What did I make better today? That’s another way of saying, “Leave things better than you found them.” This question is a great way to keep yourself grounded and focused on what really matters.
Am I being true to my values? If spending quality time with your family is one of your primary values, but you keep staying late at work, there’s a conflict. What is truly important to you gets accomplished, no matter how busy you are. Reflect on what you value. Keeping yourself accountable to your values will satiate your soul.
If I achieved all of my goals, how would I feel? What can I do to feel that way as I work to achieve them? As we work towards our goals, we might envision how great it will feel to actually achieve them. But the road to achieving these goals does not have to be miserable. Find a way to make reaching your dreams fun so you feel happy throughout the process.
What do I need to take the time to learn? There’s always more to learn. Making our growth a priority among other commitments is critical to happiness. Learning a new language, how to ski or skydive, getting a boater’s license, or acquiring the skills necessary to take your career to another place will all make life richer.
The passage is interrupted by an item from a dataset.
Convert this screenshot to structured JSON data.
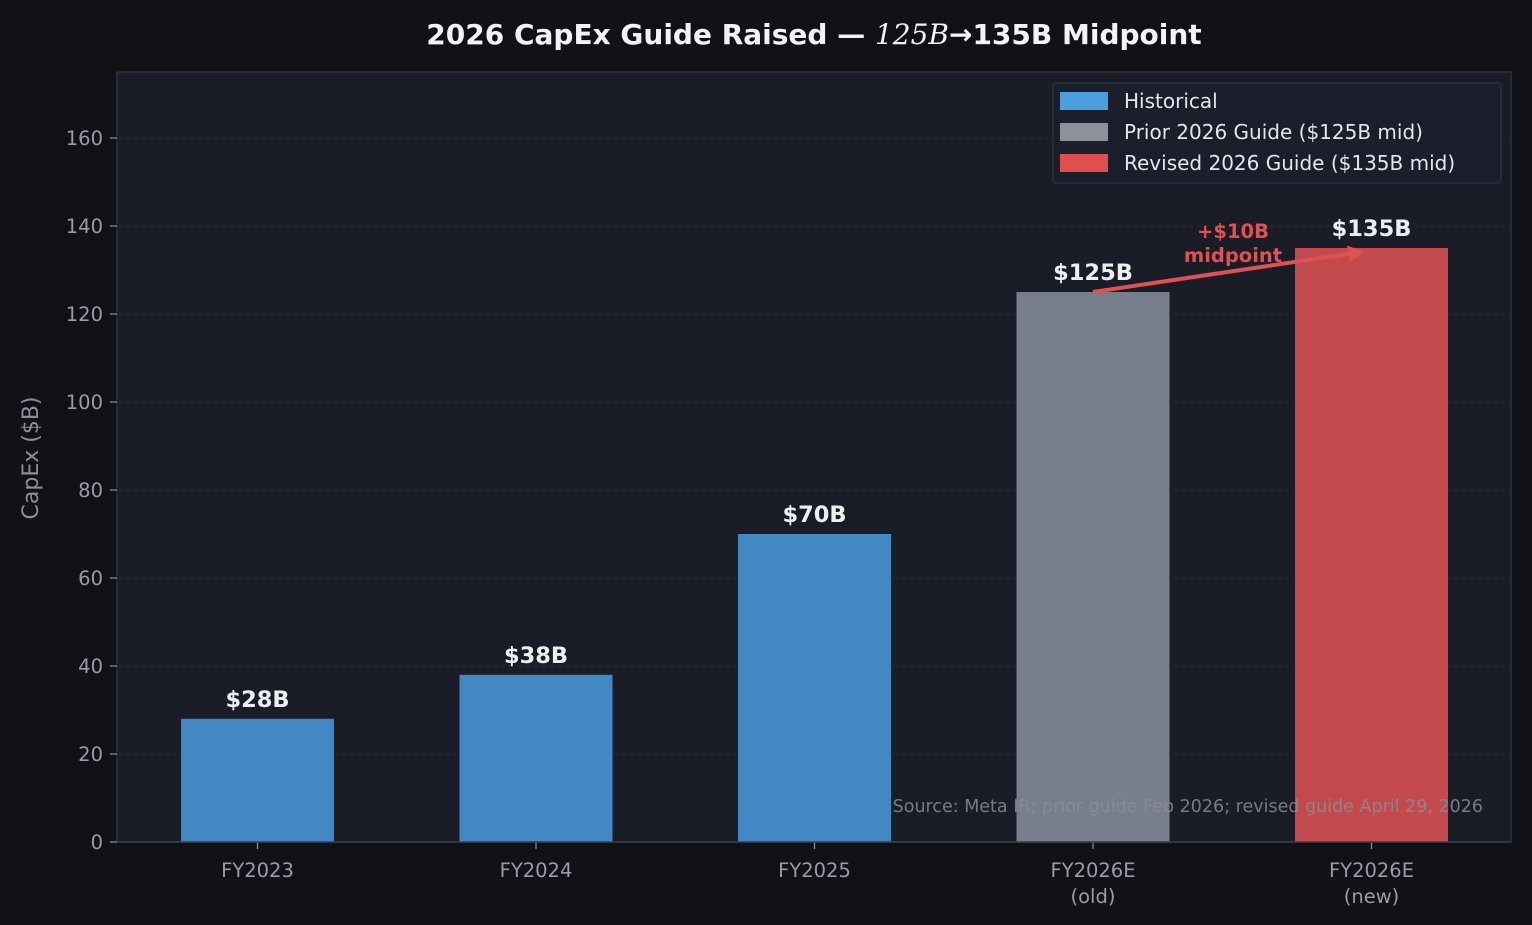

In what areas of my life am I settling? Settling is defined as accepting less than we are capable of or deserve. Sometimes we settle in dead-end jobs. Other times it is toxic relationships. Take time to reflect on aspects of your life where your experiences are less than justified.
What do I want my life to be like in five years? While the future be can elusive, having the destination in mind will help you plan your route. Five years is the perfect timeframe: It’s not so far in the future that you can’t imagine yourself there, but it’s not so close that you can’t do anything about it.
What would I do if I wasn’t scared? While fear serves the purpose of protecting us from harm, we should make sure we are not letting it hold us back. Facing fears can elevate our growth and help us work towards improving our lives and living our dreams.
Who has qualities I aspire to develop? If someone you know has qualities that you really admire, spend time with them. It is also a great exercise to think about ways that you can incorporate these qualities into your own repertoire.
What are the most important lessons I’ve learned so far in life? Am I living that lesson? Sometimes life lulls us back into complacency and we’re forced to learn a powerful lesson twice. The trouble with this is that it’s just as much of a rude awakening the second time around. Consider lessons you have learned and make sure you apply knowledge gained through those lessons and do something differently next time.
“Improving your life doesn’t have to be about changing everything…
it’s about making changes that count.”